Enclosed with this communication are copies of Congressman Childers’ December 2, 2009 inquiry letter and HUD’s January 11, 2010 response, together with a complete paragraph-by-paragraph analysis of HUD’s response. This packet is a must-read for all those with an interest in manufactured housing, including industry members, consumers and elected officials.

Based on the information exposed by these documents, the following priorities need to be pursued and implemented:

Regarding the HUD manufactured housing program and public financing –

  • The appointment of a non-career Administrator for the HUD manufactured housing program as provided by Congress in the Manufactured Housing Improvement Act of 2000 (2000 reform law).
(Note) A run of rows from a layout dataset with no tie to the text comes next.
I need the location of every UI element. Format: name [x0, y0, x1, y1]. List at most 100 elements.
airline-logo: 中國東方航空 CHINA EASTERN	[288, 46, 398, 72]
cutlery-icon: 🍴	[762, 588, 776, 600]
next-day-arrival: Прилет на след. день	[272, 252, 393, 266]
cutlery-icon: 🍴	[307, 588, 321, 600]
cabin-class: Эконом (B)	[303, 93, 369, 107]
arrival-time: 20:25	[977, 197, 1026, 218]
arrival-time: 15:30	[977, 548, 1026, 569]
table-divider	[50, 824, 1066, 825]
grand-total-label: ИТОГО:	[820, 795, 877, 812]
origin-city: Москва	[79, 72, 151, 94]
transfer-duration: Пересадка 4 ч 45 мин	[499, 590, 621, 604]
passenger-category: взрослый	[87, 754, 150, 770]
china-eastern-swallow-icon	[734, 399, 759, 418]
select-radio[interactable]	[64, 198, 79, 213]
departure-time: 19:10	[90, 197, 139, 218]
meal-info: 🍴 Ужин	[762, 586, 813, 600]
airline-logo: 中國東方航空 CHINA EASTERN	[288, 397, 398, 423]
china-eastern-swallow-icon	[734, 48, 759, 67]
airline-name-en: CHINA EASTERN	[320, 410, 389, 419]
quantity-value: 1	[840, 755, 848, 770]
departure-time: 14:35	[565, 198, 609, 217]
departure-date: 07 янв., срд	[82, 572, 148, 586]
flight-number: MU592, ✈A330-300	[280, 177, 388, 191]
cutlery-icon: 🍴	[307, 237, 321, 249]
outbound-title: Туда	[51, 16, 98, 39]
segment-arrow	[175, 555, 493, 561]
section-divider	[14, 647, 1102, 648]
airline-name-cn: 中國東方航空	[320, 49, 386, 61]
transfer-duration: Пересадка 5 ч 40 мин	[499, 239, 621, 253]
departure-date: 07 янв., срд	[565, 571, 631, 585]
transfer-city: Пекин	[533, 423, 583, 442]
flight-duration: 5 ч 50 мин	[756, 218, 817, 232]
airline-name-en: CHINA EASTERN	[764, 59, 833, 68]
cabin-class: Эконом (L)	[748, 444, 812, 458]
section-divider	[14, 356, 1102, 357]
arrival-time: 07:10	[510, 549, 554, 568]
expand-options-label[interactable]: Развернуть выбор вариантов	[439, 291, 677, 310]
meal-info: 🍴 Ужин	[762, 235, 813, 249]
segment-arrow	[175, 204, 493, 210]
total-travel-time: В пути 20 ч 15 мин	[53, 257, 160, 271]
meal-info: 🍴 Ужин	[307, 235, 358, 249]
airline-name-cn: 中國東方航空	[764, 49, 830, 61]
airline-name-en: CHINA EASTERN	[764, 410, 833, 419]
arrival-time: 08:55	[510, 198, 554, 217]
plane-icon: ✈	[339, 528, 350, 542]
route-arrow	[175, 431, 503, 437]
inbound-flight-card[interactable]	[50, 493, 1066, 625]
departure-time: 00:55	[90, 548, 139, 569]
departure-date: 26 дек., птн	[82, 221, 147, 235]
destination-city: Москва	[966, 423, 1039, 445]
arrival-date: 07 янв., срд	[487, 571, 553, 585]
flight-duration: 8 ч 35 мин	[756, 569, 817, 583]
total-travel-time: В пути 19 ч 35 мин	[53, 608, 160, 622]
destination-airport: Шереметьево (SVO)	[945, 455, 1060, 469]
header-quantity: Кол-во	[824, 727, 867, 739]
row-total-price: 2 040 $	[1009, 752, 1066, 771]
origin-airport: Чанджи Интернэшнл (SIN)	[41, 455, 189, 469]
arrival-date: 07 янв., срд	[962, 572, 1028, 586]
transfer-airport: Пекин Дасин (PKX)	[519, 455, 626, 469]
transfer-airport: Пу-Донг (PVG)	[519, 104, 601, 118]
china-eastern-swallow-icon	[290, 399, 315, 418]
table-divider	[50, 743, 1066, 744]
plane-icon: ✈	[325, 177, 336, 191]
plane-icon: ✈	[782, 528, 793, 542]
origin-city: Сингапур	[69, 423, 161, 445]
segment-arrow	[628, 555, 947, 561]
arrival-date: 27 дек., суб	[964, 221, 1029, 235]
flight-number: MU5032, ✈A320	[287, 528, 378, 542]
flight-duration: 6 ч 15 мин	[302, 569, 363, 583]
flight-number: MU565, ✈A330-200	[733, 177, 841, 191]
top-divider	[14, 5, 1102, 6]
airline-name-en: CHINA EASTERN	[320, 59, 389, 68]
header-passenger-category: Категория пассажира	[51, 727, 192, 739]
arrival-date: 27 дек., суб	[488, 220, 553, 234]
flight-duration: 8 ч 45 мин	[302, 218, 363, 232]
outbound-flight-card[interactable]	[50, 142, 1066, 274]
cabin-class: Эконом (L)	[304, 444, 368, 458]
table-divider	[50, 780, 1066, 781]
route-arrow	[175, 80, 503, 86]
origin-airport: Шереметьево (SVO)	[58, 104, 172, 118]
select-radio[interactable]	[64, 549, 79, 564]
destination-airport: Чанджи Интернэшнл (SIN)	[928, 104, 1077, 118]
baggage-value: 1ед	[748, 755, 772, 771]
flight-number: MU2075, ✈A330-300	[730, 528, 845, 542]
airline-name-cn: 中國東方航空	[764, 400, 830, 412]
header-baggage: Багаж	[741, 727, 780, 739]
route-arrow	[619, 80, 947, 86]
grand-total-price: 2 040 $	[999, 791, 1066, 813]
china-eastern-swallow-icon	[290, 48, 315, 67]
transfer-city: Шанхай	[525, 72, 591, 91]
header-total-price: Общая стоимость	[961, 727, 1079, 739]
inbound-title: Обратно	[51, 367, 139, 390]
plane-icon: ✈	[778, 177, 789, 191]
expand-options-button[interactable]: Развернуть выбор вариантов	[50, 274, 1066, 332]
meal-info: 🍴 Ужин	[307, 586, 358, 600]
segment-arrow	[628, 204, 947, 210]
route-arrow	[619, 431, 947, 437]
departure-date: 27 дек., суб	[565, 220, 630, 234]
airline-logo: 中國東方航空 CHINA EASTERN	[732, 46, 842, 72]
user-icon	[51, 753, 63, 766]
Based on the track record compiled while this position has been vacant for the past five years, without such an appointed Administrator, nothing else about the program will change.
  • Issuance of final rules implementing improvements to the FHA manufactured housing program approved by Congress in the Housing and Economic Recovery Act of 2008 (HERA) and the removal of the existing Ginnie Mae moratorium on the securitization of FHA Title I loans.
  • Full and proper implementation of all manufactured housing program reforms contained in the 2000 reform law.

And regarding private consumer financing, on a parallel track, with the Federal Housing Finance Agency (FHFA) –

  • Full and expeditious implementation of the HERA-based “duty to serve underserved markets” mandate for the two Government Sponsored Enterprises (GSEs).

Each of these priorities is critical to the recovery of the manufactured housing industry and to the availability of affordable non-subsidized housing to millions of Americans and particularly lower and moderate-income families. Accordingly, their implementation should be vigorously pursued by all stakeholders in the HUD manufactured housing program, by Congress and by the Administration.